Test 2 - File recovery
In this test we simply deleted the audiobook folder from the application directory, removing it from the device. We then checked to see if the files had been removed from the cloud drive and if it was possible to recover them.
If the cloud provider offers you a way to store files in the cloud without keeping them on your device, we test this feature too.
After we deleted the audio book data from the Cloud-Drive folder, we emptied the Recycle Bin then opened the iDrive desktop client. We found the 'Restore' tab but the deleted files weren't listed.
We had more joy when logging in via the web portal though. We found after login if we clicked "Cloud Drive", then "Trash", the deleted files were listed. We selected them all then clicked "Put Back". The client took a minute or so to respond but then it did quickly download the deleted files back to their original location.
Test 3 - Versioning
If you're writing a long, important document, the last thing you want is to make changes you can't undo. Some cloud providers prevent this by regularly saving different versions of a file. This means if you change something you shouldn't have, you can just roll the file back to before this happened.
To test this in iDrive, we copied a Microsoft Word (.docx) file of the public domain story The Purple Cloud to the cloud application folder. Once it synced, we then deleted all the text except the introduction, then saved and closed. We then tried to restore the document back to its original form, complete with all chapters.
In order to test whether iDrive could restore an older version of a file, we first copied the Word document to the Cloud-Drive folder. Even though it was less than 400KB, it still took around a minute to sync.
We then deleted all text except for the introduction, closed the document then opened the desktop app. We were able to click the file in Recently Modified Items, but this just opened the Cloud-Drive folder.
Luckily, this is where the iDrive website dashboard came to the rescue again. When we opened the cloud drive there and selected the file, we were able to select Version. From there we could download the original unmodified file by clicking on the corresponding icon.
iDrive gets high scores for the sheer breadth of services offered – from backing up the photos on your smartphone to backing up the files on your company's servers. The software packages and various interfaces aren't the best ever, but they get the job done very well.
For those that have a lot of devices with data that needs to be secured at reasonable prices, then iDrive could well be the service for you.
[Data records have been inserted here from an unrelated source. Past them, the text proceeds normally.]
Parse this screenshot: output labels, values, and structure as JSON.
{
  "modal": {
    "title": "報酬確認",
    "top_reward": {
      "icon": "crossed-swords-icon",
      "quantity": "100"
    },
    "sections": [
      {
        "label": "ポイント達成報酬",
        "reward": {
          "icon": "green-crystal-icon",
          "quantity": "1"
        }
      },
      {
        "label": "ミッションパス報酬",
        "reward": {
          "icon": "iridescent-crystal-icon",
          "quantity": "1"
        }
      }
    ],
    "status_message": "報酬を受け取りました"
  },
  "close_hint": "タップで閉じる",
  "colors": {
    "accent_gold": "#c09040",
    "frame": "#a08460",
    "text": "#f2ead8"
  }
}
It has a great feature set that covers a lot of ground, with enough security protection and extra features such as folder sync and bandwidth controls to satisfy the majority of users.
During our tests the files synced to the cloud quickly. We were also able to see that iDrive can handle restoring deleted files or even older versions. However, it's a shame you can't access those features from the desktop client.
The free 10GB plan only makes sense for users looking to store documents in the cloud, as space is too limited to perform any major backups of computers, phones and tablets. In this case, due to the lengthy and awkward download process, it’s hard to recommend the free version, even if the sizable 10GB of storage space is rather valuable.
When considered relative to other free allowances offered by other cloud storage providers, iDrive lands somewhere in the middle. It's much more generous than Dropbox's 2GB but considerably smaller than Google's generous 15GB. We can't help but feel that iDrive might be better off taking their focus away from server backups and raising their free allowance game instead. Still, pricing is clearly laid out and can be customized to your needs.
Ultimately, iDrive is best suited to businesses - from self-employed individuals and small teams to huge, international corporations - thanks to the level of flexibility across three different plan types.